À présent, l’Europe doit réaliser que l’EI est capable de commettre des attaques dévastatrices à un rythme assez régulier. À l’égard de cette menace, il est cependant loin d’être certain que l’Europe soit capable réagir de la même façon que les Américains après le 11 septembre 2001. Ces derniers ont compris très rapidement que l’incapacité de différentes instances à rassembler et à partager les informations permettait le passage à l’acte. Que les États-Unis aient réussi aussi longtemps à éviter une attaque extérieure sur leur territoire prouve à quel point ils ont bien appris leur leçon. Au Royaume-Uni aussi, les services de sécurité et la police montrent comment gérer le terrorisme.

Il est très difficile de copier cet exemple dans tous les pays de l’Union européenne, même si les frontières ouvertes de la zone Schengen auraient dû inciter à un rassemblement de l’information depuis longtemps. On sait qu’en Belgique, avec sa division politique en deux groupes linguistiques, la coopération entre les différentes instances est déplorable.
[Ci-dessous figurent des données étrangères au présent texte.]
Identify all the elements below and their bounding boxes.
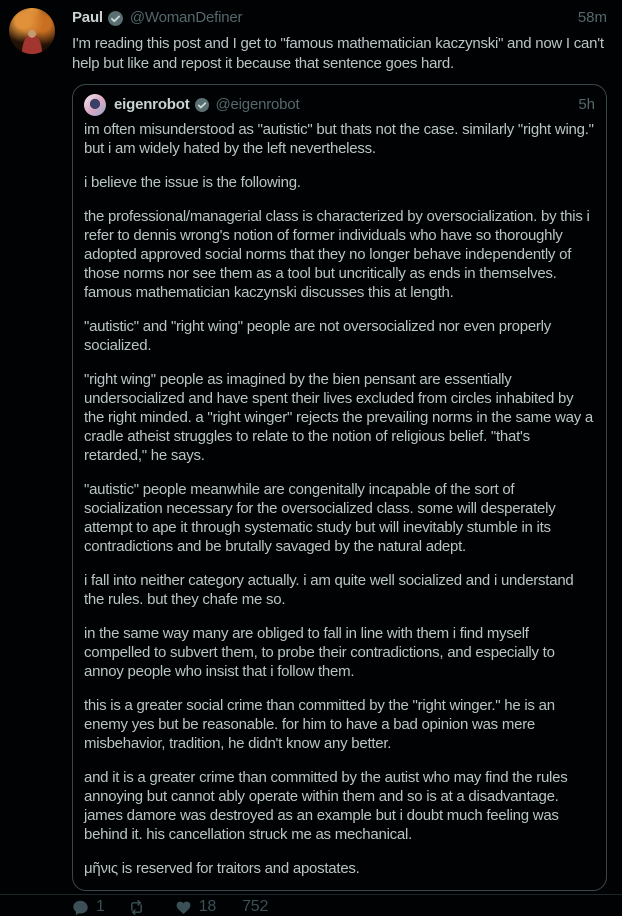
- reply-icon: [72, 899, 89, 916]
- author-avatar[interactable]: [9, 8, 55, 54]
- quoted-tweet-text: [84, 120, 595, 878]
- reply-count: 1: [96, 898, 105, 915]
- quote-paragraph: this is a greater social crime than committed by the "right winger." he is an enemy yes but be reasonable. for him to have a bad opinion was mere misbehavior, tradition, he didn't know any better.: [84, 697, 555, 752]
- retweet-icon: [127, 899, 146, 916]
- quoted-tweet-header: [84, 94, 595, 116]
- quote-paragraph: i believe the issue is the following.: [84, 174, 301, 191]
- quoted-author-handle[interactable]: @eigenrobot: [215, 96, 300, 113]
- verified-badge-icon: [107, 10, 124, 27]
- quote-paragraph: the professional/managerial class is characterized by oversocialization. by this i refer to dennis wrong's notion of former individuals who have so thoroughly adopted approved social norms that they no longer behave independently of those norms nor see them as a tool but uncritically as ends in themselves. famous mathematician kaczynski discusses this at length.: [84, 208, 590, 301]
- tweet-content: [72, 8, 607, 916]
- quote-paragraph: μῆνις is reserved for traitors and apostates.: [84, 860, 360, 877]
- quote-paragraph: in the same way many are obliged to fall in line with them i find myself compelled to subvert them, to probe their contradictions, and especially to annoy people who insist that i follow them.: [84, 625, 555, 680]
- retweet-button[interactable]: [127, 899, 153, 916]
- quoted-tweet-timestamp: 5h: [578, 96, 595, 113]
- view-count: 752: [242, 898, 269, 915]
- quote-paragraph: "autistic" people meanwhile are congenitally incapable of the sort of socialization necessary for the oversocialized class. some will desperately attempt to ape it through systematic study but will inevitably stumble in its contradictions and be brutally savaged by the natural adept.: [84, 481, 556, 555]
- tweet-header: [72, 8, 607, 28]
- quote-paragraph: "right wing" people as imagined by the bien pensant are essentially undersocialized and have spent their lives excluded from circles inhabited by the right minded. a "right winger" rejects the prevailing norms in the same way a cradle atheist struggles to relate to the notion of religious belief. "that's retarded," he says.: [84, 371, 593, 464]
- tweet-text: I'm reading this post and I get to "famous mathematician kaczynski" and now I can't help but like and repost it because that sentence goes hard.: [72, 35, 604, 72]
- quoted-author-name[interactable]: eigenrobot: [114, 96, 190, 113]
- quote-paragraph: and it is a greater crime than committed by the autist who may find the rules annoying but cannot ably operate within them and so is at a disadvantage. james damore was destroyed as an example but i doubt much feeling was behind it. his cancellation struck me as mechanical.: [84, 769, 568, 843]
- reply-button[interactable]: [72, 898, 105, 916]
- quoted-author-avatar[interactable]: [84, 94, 106, 116]
- bottom-divider: [0, 894, 622, 895]
- author-name[interactable]: Paul: [72, 9, 103, 26]
- tweet-timestamp: 58m: [577, 9, 607, 26]
- quote-paragraph: i fall into neither category actually. i am quite well socialized and i understand the rules. but they chafe me so.: [84, 572, 574, 608]
- quoted-tweet-card[interactable]: [72, 84, 607, 891]
- author-handle[interactable]: @WomanDefiner: [129, 9, 243, 26]
- quote-paragraph: "autistic" and "right wing" people are not oversocialized nor even properly socialized.: [84, 318, 551, 354]
- tweet-actions: [72, 898, 607, 916]
- quote-paragraph: im often misunderstood as "autistic" but thats not the case. similarly "right wing." but i am widely hated by the left nevertheless.: [84, 121, 594, 157]
- like-count: 18: [198, 898, 217, 915]
- like-button[interactable]: [175, 898, 216, 916]
- verified-badge-icon: [194, 97, 210, 113]
- heart-icon: [175, 899, 192, 915]
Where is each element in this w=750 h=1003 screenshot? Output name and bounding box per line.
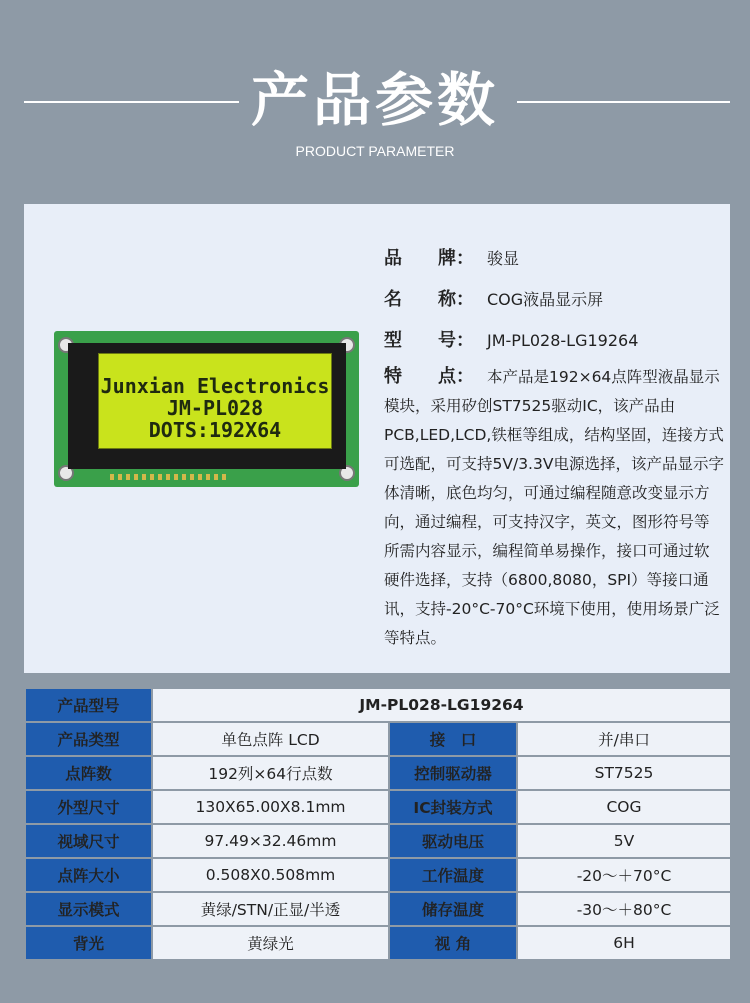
- spec-label: 视域尺寸: [25, 824, 152, 858]
- spec-label: 视 角: [389, 926, 517, 960]
- feature-text: 本产品是192×64点阵型液晶显示模块，采用矽创ST7525驱动IC，该产品由PCB,LED,LCD,铁框等组成，结构坚固，连接方式可选配，可支持5V/3.3V电源选择，该产品显示字体清晰，底色均匀，可通过编程随意改变显示方向，通过编程，可支持汉字，英文，图形符号等所需内容显示，编程简单易操作，接口可通过软硬件选择，支持（6800,8080，SPI）等接口通讯，支持-20°C-70°C环境下使用，使用场景广泛等特点。: [384, 368, 724, 647]
- spec-label: IC封装方式: [389, 790, 517, 824]
- connector-pins: [110, 474, 230, 480]
- page-title: 产品参数: [250, 66, 499, 134]
- spec-value: 0.508X0.508mm: [152, 858, 389, 892]
- spec-label: 接 口: [389, 722, 517, 756]
- page-subtitle: PRODUCT PARAMETER: [295, 143, 455, 159]
- name-label: 名 称：: [384, 289, 474, 310]
- spec-value: 黄绿/STN/正显/半透: [152, 892, 389, 926]
- lcd-line-1: Junxian Electronics: [100, 374, 330, 398]
- spec-label: 外型尺寸: [25, 790, 152, 824]
- spec-label: 产品类型: [25, 722, 152, 756]
- spec-value: ST7525: [517, 756, 731, 790]
- table-row: [25, 722, 731, 756]
- lcd-screen: [98, 353, 332, 449]
- spec-value: COG: [517, 790, 731, 824]
- spec-value: 5V: [517, 824, 731, 858]
- table-row: [25, 892, 731, 926]
- lcd-line-2: JM-PL028: [166, 396, 264, 420]
- spec-value: 130X65.00X8.1mm: [152, 790, 389, 824]
- spec-label: 工作温度: [389, 858, 517, 892]
- spec-value: 单色点阵 LCD: [152, 722, 389, 756]
- spec-value: -30～＋80°C: [517, 892, 731, 926]
- spec-value: 6H: [517, 926, 731, 960]
- name-value: COG液晶显示屏: [487, 290, 604, 309]
- spec-label: 驱动电压: [389, 824, 517, 858]
- spec-label: 控制驱动器: [389, 756, 517, 790]
- spec-label: 显示模式: [25, 892, 152, 926]
- spec-label: 储存温度: [389, 892, 517, 926]
- brand-value: 骏显: [487, 249, 520, 268]
- spec-value: 192列×64行点数: [152, 756, 389, 790]
- table-row: [25, 926, 731, 960]
- spec-table: [24, 687, 732, 961]
- lcd-bezel: [68, 343, 346, 469]
- spec-value: 并/串口: [517, 722, 731, 756]
- spec-label: 点阵数: [25, 756, 152, 790]
- spec-label: 产品型号: [25, 688, 152, 722]
- table-row: [25, 824, 731, 858]
- spec-label: 背光: [25, 926, 152, 960]
- spec-value: JM-PL028-LG19264: [152, 688, 731, 722]
- lcd-line-3: DOTS:192X64: [148, 418, 282, 442]
- brand-label: 品 牌：: [384, 248, 474, 269]
- spec-value: -20～＋70°C: [517, 858, 731, 892]
- table-row: [25, 688, 731, 722]
- model-label: 型 号：: [384, 330, 474, 351]
- table-row: [25, 858, 731, 892]
- table-row: [25, 756, 731, 790]
- lcd-module-image: [54, 331, 359, 487]
- feature-label: 特 点：: [384, 366, 474, 387]
- model-value: JM-PL028-LG19264: [487, 331, 639, 350]
- product-info: [384, 244, 724, 653]
- spec-value: 黄绿光: [152, 926, 389, 960]
- table-row: [25, 790, 731, 824]
- product-panel: [24, 204, 730, 673]
- spec-value: 97.49×32.46mm: [152, 824, 389, 858]
- spec-label: 点阵大小: [25, 858, 152, 892]
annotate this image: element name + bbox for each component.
Europol fait du bon travail en facilitant l’échange et l’analyse d’informations, mais ne dispose pas du pouvoir exécutif pour faire des enquêtes et dispose d’un budget annuel d’environ 100 millions d’euros.

La menace de l’EI oblige les services de renseignements nationaux à coopérer comme jamais, mais il existe de grandes différences de capacité et de systèmes IT. Il faut également se demander si une collecte de données massive à l’américaine est acceptable au niveau de la vie privée et des droits de l’homme. Les Allemands surtout, qui ont vécu sous des dictatures nazie et communiste, sont allergiques à la notion d’État de contrôle.

Il ne fait pas de doute que la nécessité politique de se montrer actif mènera à un certain nombre d’améliorations dans la capacité de l’Europe à déjouer les attentats. Il se pourrait aussi qu’à mesure où l’EI souffre plus de pertes sur les champs de bataille en Irak et en Syrie perde une partie de sa gloire et n’attire plus tous les futurs jihadistes. Pour l’instant, la sécurité européenne comporte toujours des lacunes énormes, alors que tout indique que l’EI affûte tant ses ambitions que ses capacités.